When the war began in 2023, CIMA Research Foundation had already been active in Sudan for three years. The first project with AICS dates back to 2020 and focused on mitigating flood risk in the Mayo area, on the outskirts of Khartoum. In 2021, the foundation of the country’s first national early warning system was laid through the APIS project. This included technical equipment, training, and operational procedures for civil protection, aiming to establish a coordinated alert system grounded in forecasting capacity.

The outbreak of war radically changed the nature and objectives of CIMA and AICS’s work in Sudan, making hydro-meteorological early warning simultaneously more difficult and more urgent.

With the collapse of the Sudan Meteorological Authority came the diaspora of Sudanese meteorologists and climatologists to other African countries—Ethiopia, Kenya, Egypt. The work carried out by CIMA and AICS allowed these experts to continue collaborating remotely, sharing data from across the region. This enabled the daily issuance of civil protection bulletins in both English and Arabic, which were distributed to civilians and humanitarian organizations.

CIMA Research Foundation coordinated the work of these displaced experts, allowing them to operate as a sort of “climate Radio London”—protecting the country through the tools and procedures of the African Multi-Hazard Early Warning and Action System (AMHEWAS).

The rainy season, which hits Sudan between June and September, continued to be monitored throughout the war. The scientific knowledge of Sudanese experts—preserved and strengthened by CIMA and AICS through both field and remote collaboration—allowed the bulletins to evolve. As Dalal Babikier Mohammed Homoudi of the Sudan Meteorological Authority explains, “We moved from weather forecasts to impact-based forecasts, which are crucial for people because they inform them not about what the weather will be, but what it will do. Now, we speak with one voice—something we had lacked in the past.”

A symbolically crucial moment in this five-year journey—almost half of which unfolded during wartime—came in February 2025, when the new Situation Room of the National Council for Civil Defense (NCCD) was inaugurated in Port Sudan. That day, the country regained an operational infrastructure for early warning and emergency management, marking significant progress toward the UN’s Early Warnings for All (EW4All) initiative by 2027. While several functional centres have been opened across Africa in recent years, operating at continental, regional, or national levels, none have been inaugurated under conditions as complex as those in Sudan.

This opening marked the achievement of something extremely difficult in one of the most urgent contexts—a turning point during one of the most severe humanitarian crises in the continent’s history.
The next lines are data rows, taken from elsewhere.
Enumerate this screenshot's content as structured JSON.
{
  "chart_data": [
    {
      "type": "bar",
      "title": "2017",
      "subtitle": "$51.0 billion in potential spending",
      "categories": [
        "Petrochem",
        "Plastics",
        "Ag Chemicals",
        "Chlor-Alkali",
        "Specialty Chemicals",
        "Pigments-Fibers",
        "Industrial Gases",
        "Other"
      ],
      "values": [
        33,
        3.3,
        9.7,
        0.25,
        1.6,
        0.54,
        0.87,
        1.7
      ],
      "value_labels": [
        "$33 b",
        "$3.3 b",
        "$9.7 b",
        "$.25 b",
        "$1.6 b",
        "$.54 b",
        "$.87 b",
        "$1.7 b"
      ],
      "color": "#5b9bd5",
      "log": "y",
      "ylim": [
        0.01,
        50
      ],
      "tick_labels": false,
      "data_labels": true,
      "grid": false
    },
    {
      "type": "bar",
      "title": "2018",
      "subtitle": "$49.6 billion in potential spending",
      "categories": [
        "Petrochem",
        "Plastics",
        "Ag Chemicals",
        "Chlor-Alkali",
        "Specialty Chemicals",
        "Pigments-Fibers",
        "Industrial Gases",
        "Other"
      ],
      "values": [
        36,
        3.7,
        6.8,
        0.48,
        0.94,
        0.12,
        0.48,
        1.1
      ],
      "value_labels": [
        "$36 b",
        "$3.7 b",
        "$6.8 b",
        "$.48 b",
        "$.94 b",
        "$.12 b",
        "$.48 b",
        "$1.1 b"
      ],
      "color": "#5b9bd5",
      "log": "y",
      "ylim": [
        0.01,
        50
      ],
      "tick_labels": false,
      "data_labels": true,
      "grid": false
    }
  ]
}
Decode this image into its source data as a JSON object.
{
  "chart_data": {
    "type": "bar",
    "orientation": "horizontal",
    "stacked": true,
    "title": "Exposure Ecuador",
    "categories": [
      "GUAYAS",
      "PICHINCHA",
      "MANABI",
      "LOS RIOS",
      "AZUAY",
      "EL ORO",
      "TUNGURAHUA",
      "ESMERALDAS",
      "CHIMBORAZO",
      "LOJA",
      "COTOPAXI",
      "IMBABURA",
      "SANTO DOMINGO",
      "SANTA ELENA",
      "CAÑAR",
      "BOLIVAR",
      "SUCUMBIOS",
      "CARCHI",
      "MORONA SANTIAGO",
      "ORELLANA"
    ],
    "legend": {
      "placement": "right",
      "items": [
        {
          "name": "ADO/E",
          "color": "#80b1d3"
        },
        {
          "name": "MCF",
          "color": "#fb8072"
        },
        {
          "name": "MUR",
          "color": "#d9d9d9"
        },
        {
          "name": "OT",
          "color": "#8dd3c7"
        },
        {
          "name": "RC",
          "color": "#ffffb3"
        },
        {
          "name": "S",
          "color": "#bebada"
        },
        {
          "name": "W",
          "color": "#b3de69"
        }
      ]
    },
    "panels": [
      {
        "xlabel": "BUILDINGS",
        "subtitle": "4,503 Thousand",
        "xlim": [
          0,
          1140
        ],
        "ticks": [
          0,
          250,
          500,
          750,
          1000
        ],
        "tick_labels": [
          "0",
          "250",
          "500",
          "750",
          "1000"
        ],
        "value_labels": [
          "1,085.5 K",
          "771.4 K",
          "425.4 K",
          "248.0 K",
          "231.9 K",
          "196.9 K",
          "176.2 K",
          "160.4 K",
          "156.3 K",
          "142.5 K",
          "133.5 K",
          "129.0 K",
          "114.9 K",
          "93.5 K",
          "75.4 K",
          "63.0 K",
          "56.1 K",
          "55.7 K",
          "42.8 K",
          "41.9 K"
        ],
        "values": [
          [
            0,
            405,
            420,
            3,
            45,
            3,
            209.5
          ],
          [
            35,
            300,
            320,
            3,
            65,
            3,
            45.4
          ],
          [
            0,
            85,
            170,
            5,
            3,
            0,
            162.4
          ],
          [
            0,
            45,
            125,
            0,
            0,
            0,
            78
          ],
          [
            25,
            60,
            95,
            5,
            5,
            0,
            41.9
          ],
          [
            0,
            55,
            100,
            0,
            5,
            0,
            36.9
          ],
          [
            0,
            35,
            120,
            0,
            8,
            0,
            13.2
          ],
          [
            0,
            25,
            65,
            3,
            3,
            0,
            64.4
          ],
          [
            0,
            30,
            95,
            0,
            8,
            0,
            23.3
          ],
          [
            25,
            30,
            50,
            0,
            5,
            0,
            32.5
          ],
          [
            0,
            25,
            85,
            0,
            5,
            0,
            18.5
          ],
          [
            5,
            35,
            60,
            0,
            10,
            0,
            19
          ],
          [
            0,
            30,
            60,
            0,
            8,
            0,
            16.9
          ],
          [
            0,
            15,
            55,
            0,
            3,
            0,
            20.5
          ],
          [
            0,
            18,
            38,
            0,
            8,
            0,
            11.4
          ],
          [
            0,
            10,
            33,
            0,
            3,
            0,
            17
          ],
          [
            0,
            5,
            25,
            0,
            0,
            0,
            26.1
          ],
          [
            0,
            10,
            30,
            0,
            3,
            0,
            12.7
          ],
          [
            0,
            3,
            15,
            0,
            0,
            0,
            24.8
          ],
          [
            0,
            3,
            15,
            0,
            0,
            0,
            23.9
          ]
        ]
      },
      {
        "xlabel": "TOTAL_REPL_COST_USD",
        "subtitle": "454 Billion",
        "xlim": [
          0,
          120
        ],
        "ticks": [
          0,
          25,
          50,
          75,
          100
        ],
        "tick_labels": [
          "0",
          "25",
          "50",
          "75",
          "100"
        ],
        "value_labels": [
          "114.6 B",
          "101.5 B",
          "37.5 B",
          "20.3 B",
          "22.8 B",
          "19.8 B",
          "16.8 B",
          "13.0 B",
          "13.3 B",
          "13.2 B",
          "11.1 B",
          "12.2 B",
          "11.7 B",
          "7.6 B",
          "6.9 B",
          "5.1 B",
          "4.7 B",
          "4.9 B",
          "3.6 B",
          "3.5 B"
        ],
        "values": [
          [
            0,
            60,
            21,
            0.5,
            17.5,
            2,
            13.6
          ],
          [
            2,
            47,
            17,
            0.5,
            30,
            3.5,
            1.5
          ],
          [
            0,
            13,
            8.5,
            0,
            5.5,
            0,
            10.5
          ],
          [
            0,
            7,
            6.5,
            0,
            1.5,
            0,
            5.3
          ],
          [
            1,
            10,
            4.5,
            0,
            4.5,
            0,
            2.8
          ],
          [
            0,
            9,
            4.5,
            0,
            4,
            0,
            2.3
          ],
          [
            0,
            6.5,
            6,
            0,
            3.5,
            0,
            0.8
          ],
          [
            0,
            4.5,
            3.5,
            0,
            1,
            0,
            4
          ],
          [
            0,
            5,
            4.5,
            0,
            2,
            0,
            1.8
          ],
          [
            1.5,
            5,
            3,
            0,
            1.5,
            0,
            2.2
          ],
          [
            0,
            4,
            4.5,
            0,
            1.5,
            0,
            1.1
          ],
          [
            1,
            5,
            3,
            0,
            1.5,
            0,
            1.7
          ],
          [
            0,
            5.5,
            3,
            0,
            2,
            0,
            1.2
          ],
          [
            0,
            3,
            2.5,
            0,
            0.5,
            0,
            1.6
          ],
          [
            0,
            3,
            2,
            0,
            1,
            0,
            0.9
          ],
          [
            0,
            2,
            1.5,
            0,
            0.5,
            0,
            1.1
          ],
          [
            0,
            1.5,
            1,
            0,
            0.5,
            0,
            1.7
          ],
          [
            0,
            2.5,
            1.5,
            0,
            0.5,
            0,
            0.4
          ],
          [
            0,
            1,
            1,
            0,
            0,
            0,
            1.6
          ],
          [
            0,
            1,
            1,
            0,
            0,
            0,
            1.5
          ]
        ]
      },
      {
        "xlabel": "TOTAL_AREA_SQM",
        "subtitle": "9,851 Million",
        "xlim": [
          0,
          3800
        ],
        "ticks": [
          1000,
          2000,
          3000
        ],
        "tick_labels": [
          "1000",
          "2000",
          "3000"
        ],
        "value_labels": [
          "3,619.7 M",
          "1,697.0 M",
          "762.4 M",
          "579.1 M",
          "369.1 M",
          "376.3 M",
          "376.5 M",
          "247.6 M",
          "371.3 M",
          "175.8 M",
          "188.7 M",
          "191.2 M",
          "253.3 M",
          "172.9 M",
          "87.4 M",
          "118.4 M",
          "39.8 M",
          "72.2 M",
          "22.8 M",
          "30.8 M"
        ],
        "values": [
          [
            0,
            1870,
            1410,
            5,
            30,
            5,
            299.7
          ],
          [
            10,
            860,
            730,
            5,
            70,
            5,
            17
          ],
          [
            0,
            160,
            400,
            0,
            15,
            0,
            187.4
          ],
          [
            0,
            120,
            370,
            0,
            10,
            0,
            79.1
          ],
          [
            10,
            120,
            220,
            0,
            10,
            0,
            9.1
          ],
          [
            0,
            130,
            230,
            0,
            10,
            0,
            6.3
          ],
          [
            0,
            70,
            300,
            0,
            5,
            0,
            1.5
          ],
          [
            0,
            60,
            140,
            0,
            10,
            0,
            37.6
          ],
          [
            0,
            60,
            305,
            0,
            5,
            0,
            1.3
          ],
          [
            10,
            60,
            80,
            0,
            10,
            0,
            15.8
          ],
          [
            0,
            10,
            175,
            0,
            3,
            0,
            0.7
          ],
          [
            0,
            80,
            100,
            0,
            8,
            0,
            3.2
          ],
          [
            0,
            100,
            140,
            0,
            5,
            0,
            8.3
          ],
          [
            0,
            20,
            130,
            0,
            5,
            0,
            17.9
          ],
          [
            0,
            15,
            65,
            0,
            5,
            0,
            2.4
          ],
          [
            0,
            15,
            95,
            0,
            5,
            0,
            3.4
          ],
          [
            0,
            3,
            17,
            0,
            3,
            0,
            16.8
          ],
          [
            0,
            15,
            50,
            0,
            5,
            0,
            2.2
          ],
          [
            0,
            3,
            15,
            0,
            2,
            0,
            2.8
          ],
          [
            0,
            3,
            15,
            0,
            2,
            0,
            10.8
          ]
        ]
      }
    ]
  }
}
The legacy of CIMA and AICS’s work in Sudan is multifaceted: it enables the country to look toward the future, even in such dire conditions, without having lost its national heritage of knowledge and expertise. A significant portion of Sudan’s climate vulnerability is now illuminated daily by tools that monitor atmospheric and field-level dynamics—offering a real opportunity to mitigate risks and save lives.

The work of recent years, and the Situation Room in Port Sudan, are proof that a climate cooperation project can also serve as a peacebuilding initiative. This outcome was only possible thanks to close collaboration with local experts. As Nicola Testa and Alessandro Masoero, who led the projects for CIMA, put it, “In this context of political instability, hardship, and risk, the resilience demonstrated by our Sudanese colleagues has been a true source of motivation—driving us to cooperate and combine efforts in protecting the population and ensuring the continuity of operations.”


The project “Fighting climate change. Early warning and civil protection for #floods and #droughts in Sudan – APIS” was funded by the Italian Agency for Development Cooperation (AICS) and implemented by CIMA Research Foundation, in collaboration with the Italian Ministry of Foreign Affairs and International Cooperation, the Italian Embassy in Sudan, the AICS office in Addis Ababa, Sudan’s National Council for Civil Defence (NCCD) and its members, Sudan Meteorological Authority, the IGAD Climate Prediction and Applications Centre (ICPAC), and the African Union Commission (AUC).